Ouro em nanoescala reduz antracnose

Estudo aponta ação antifúngica das nanopartículas do metal e avanço resposta imune da planta

01.04.2026 | 03:08 (UTC -3)
Schubert Peter, Revista Cultivar
Foto: Matheus Bertelli
Foto: Matheus Bertelli

Nanopartículas de ouro avançaram no controle da antracnose em pimenta e ampliaram mecanismos de defesa da planta, segundo estudo com Colletotrichum gloeosporioides. A dose de 75 mg/L inibiu em 61% o crescimento micelial do fungo e reduziu a germinação de esporos para 25%.

O tratamento também elevou a permeabilidade de membrana do patógeno. Nos testes com frutos destacados, a incidência da doença caiu para 21%. Nos frutos fixados à planta, o índice recuou para 17%.

Além do efeito direto sobre o fungo, as nanopartículas de ouro favoreceram a fisiologia da cultura. O estudo registrou aumento nos teores de fenóis totais, clorofila, aminoácidos livres e glicina betaína.

Os autores também observaram ganho na absorção e na translocação de nutrientes. Houve elevação nas concentrações de fósforo, nitrogênio, zinco e potássio em raízes, folhas e frutos. O resultado pode ter ligação com modulação da fisiologia radicular.

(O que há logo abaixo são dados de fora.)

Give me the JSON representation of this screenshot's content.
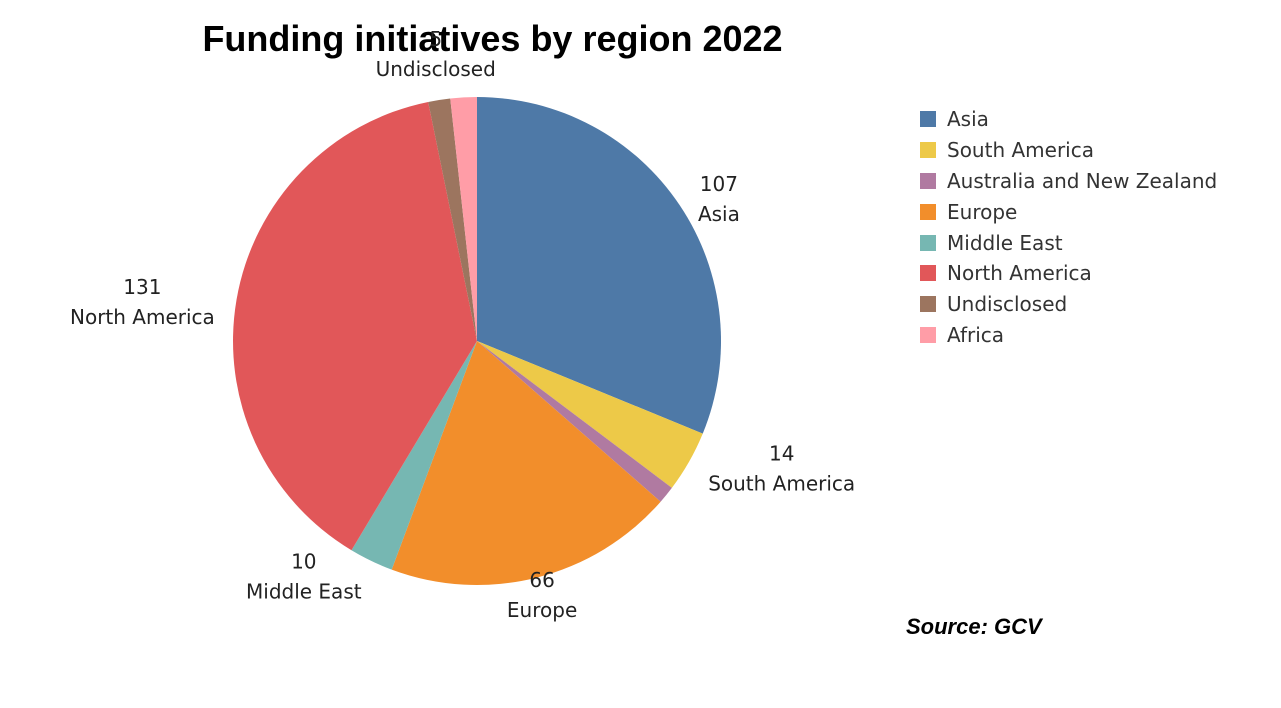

Na resposta molecular, as nanopartículas de ouro ativaram genes ligados à defesa e fatores de transcrição. Esse movimento ampliou a resiliência da planta durante a infecção.

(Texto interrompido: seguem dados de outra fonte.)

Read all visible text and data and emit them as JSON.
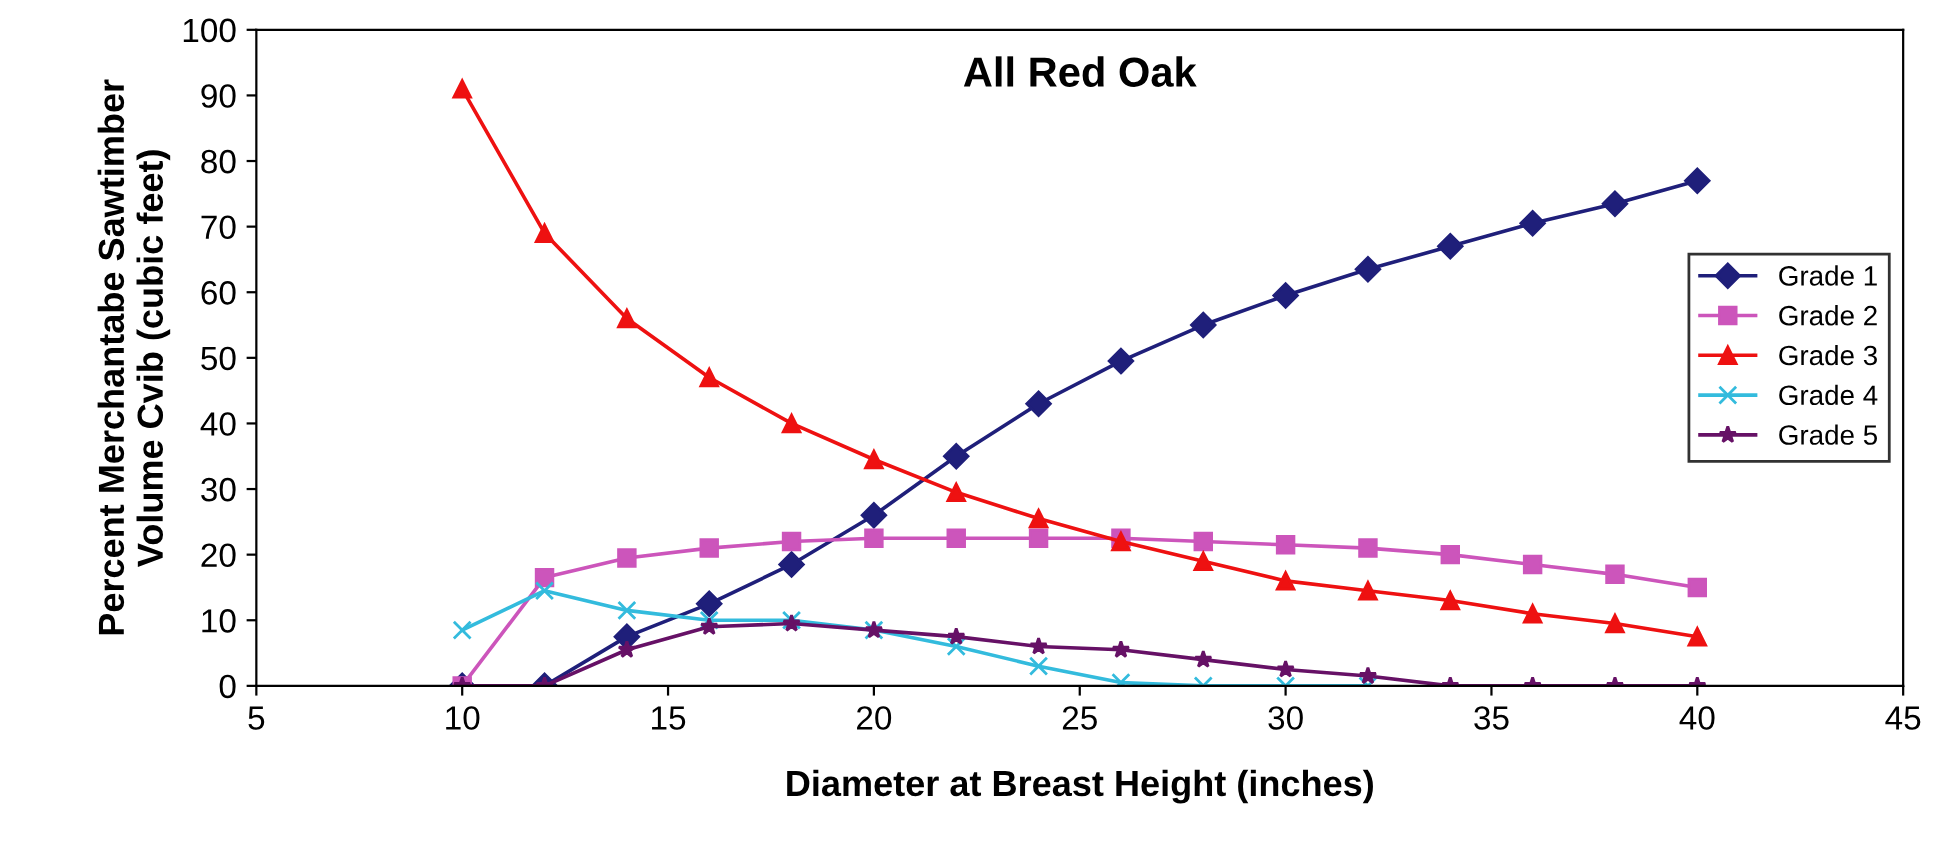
{
  "chart_data": {
    "type": "line",
    "title": "All Red Oak",
    "xlabel": "Diameter at Breast Height (inches)",
    "ylabel": "Percent Merchantabe Sawtimber\nVolume Cvib (cubic feet)",
    "x": [
      10,
      12,
      14,
      16,
      18,
      20,
      22,
      24,
      26,
      28,
      30,
      32,
      34,
      36,
      38,
      40
    ],
    "series": [
      {
        "name": "Grade 1",
        "color": "#1f1f7a",
        "marker": "diamond",
        "values": [
          0,
          0,
          7.5,
          12.5,
          18.5,
          26,
          35,
          43,
          49.5,
          55,
          59.5,
          63.5,
          67,
          70.5,
          73.5,
          77
        ]
      },
      {
        "name": "Grade 2",
        "color": "#cc55bb",
        "marker": "square",
        "values": [
          0,
          16.5,
          19.5,
          21,
          22,
          22.5,
          22.5,
          22.5,
          22.5,
          22,
          21.5,
          21,
          20,
          18.5,
          17,
          15
        ]
      },
      {
        "name": "Grade 3",
        "color": "#ee1111",
        "marker": "triangle",
        "values": [
          91,
          69,
          56,
          47,
          40,
          34.5,
          29.5,
          25.5,
          22,
          19,
          16,
          14.5,
          13,
          11,
          9.5,
          7.5
        ]
      },
      {
        "name": "Grade 4",
        "color": "#33bbdd",
        "marker": "cross",
        "values": [
          8.5,
          14.5,
          11.5,
          10,
          10,
          8.5,
          6,
          3,
          0.5,
          0,
          0,
          0,
          null,
          null,
          null,
          null
        ]
      },
      {
        "name": "Grade 5",
        "color": "#661166",
        "marker": "star",
        "values": [
          0,
          0,
          5.5,
          9,
          9.5,
          8.5,
          7.5,
          6,
          5.5,
          4,
          2.5,
          1.5,
          0,
          0,
          0,
          0
        ]
      }
    ],
    "xlim": [
      5,
      45
    ],
    "xticks": [
      5,
      10,
      15,
      20,
      25,
      30,
      35,
      40,
      45
    ],
    "ylim": [
      0,
      100
    ],
    "yticks": [
      0,
      10,
      20,
      30,
      40,
      50,
      60,
      70,
      80,
      90,
      100
    ],
    "grid": false,
    "legend": "right",
    "line_style": "solid"
  }
}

O trabalho destaca uma dupla função para as Au-NPs. A tecnologia reúne ação antifúngica e reforço em crescimento, nutrição e imunidade. Segundo os autores, o desempenho posiciona o material como alternativa superior e mais sustentável frente às abordagens tradicionais com nanopartículas de prata no manejo de doenças.